Partial Middleware Calls#

These helpers are useful when framework code cannot use managed execution but still wants a request rewrite or block decision.

Python

import nemo_flow
from nemo_flow import LLMRequest

tool_args = nemo_flow.tools.request_intercepts("search", {"query": "weather"})
nemo_flow.tools.conditional_execution("search", tool_args)

llm_request = LLMRequest({}, {"messages": [{"role": "user", "content": "hello"}]})
llm_request = nemo_flow.llm.request_intercepts("demo-provider", llm_request)
nemo_flow.llm.conditional_execution(llm_request)

Node.js

import {
  LlmRequest,
  llmConditionalExecution,
  llmRequestIntercepts,
  toolConditionalExecution,
  toolRequestIntercepts,
} from 'nemo-flow-node';

const toolArgs = await toolRequestIntercepts('search', { query: 'weather' });
await toolConditionalExecution('search', toolArgs);

const request = new LlmRequest({}, { messages: [{ role: 'user', content: 'hello' }] });
const rewritten = await llmRequestIntercepts('demo-provider', request);
await llmConditionalExecution(rewritten);

Rust

use nemo_flow::api::llm::{llm_conditional_execution, llm_request_intercepts, LlmRequest};
use nemo_flow::api::tool::{tool_conditional_execution, tool_request_intercepts};
use serde_json::json;

let tool_args = tool_request_intercepts("search", json!({"query": "weather"}))?;
tool_conditional_execution("search", &tool_args)?;

let request = LlmRequest {
    headers: Default::default(),
    content: json!({"messages": [{"role": "user", "content": "hello"}]}),
};
let rewritten = llm_request_intercepts("demo-provider", request)?;
llm_conditional_execution(&rewritten)?;

Scope and Context Helpers#

Use normal scope helpers first. Reach for explicit stack helpers only when work crosses thread, task, worker, or request boundaries.

Python

from concurrent.futures import ThreadPoolExecutor

import nemo_flow

with nemo_flow.scope.scope("request", nemo_flow.ScopeType.Agent):
    nemo_flow.scope.event("started", data={"ok": True})
    shared = nemo_flow.propagate_scope_to_thread()

    def worker() -> None:
        nemo_flow.set_thread_scope_stack(shared)
        nemo_flow.scope.event("worker-ran")

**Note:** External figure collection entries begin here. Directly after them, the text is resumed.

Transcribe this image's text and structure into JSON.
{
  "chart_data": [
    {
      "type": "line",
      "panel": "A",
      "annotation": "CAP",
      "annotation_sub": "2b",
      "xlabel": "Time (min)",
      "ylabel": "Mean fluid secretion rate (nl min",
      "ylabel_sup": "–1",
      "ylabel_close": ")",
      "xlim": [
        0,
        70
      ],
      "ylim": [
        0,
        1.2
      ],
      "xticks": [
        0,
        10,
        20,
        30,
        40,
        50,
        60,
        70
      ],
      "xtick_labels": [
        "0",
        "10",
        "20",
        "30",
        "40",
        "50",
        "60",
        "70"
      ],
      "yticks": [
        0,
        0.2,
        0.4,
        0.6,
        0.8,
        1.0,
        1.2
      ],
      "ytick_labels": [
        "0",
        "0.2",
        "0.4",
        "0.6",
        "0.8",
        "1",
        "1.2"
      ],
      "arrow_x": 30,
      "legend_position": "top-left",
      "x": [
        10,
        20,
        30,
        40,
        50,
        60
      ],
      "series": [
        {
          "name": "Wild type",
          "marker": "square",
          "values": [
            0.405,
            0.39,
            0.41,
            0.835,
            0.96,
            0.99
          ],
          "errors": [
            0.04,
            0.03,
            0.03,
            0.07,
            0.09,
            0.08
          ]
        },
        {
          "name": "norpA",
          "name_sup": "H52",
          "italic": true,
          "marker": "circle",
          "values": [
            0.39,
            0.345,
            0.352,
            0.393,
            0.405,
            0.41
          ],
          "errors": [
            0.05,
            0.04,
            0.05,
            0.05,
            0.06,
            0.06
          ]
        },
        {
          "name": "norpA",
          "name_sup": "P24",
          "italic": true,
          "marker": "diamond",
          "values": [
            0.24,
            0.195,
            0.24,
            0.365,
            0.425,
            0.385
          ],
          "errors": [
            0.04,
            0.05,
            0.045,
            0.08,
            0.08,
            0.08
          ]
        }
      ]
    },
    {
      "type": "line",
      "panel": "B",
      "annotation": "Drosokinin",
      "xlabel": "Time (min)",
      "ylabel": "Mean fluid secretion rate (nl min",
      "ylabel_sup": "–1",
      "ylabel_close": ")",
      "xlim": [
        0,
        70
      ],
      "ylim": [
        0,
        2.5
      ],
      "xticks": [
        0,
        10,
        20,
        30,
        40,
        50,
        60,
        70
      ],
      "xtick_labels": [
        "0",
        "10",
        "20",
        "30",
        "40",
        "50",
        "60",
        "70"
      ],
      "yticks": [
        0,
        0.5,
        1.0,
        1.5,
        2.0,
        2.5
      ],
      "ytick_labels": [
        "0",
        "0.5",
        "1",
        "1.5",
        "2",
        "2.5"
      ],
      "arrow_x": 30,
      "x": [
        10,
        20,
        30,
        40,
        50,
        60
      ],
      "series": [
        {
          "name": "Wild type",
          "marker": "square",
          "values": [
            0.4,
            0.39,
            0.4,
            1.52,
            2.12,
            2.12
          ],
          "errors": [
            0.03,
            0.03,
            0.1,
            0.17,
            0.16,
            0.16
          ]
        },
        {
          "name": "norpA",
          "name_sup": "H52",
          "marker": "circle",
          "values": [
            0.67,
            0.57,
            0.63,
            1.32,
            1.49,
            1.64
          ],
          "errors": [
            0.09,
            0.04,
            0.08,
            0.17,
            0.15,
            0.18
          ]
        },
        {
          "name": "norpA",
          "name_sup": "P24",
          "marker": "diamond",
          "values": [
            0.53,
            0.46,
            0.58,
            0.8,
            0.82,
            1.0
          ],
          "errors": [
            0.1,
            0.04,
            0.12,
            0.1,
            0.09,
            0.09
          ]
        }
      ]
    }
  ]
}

    with ThreadPoolExecutor() as pool:
        pool.submit(worker).result()

Node.js

import { ScopeType, createScopeStack, event, setThreadScopeStack, withScope } from 'nemo-flow-node';

const workerStack = createScopeStack();
setThreadScopeStack(workerStack);

await withScope('request', ScopeType.Agent, async (handle) => {
  event('started', handle, { ok: true }, null);
});

Rust

use nemo_flow::api::runtime::{create_scope_stack, set_thread_scope_stack, TASK_SCOPE_STACK};
use nemo_flow::api::scope::{event, EmitMarkEventParams};
use serde_json::json;

let stack = create_scope_stack();
TASK_SCOPE_STACK
    .scope(stack.clone(), async {
        event(EmitMarkEventParams::builder().name("started").data(json!({"ok": true})).build())
    })
    .await?;

std::thread::spawn(move || {
    set_thread_scope_stack(stack);
    // NeMo Flow calls in this thread attach to the same explicit stack.
})
.join()
.unwrap();

Middleware Registration Families#

The runtime exposes the same registration families for tool and LLM calls:

Sanitize-request guardrails change emitted start-event payloads only
Sanitize-response guardrails change emitted end-event payloads only
Conditional-execution guardrails return an allow-or-block decision
Request intercepts change the real request before execution
Execution intercepts wrap the callback and may post-process or short-circuit
LLM stream execution intercepts wrap streaming provider callbacks

Every family also has a scope-local surface:

Python: nemo_flow.scope_local.register_*
Node.js: scopeRegister*
Rust: middleware scope_register_* functions under nemo_flow::api::registry; subscriber scope registration under nemo_flow::api::subscriber

Use Advanced Guide: Add Middleware for an end-to-end policy example and API Reference for symbol-level details.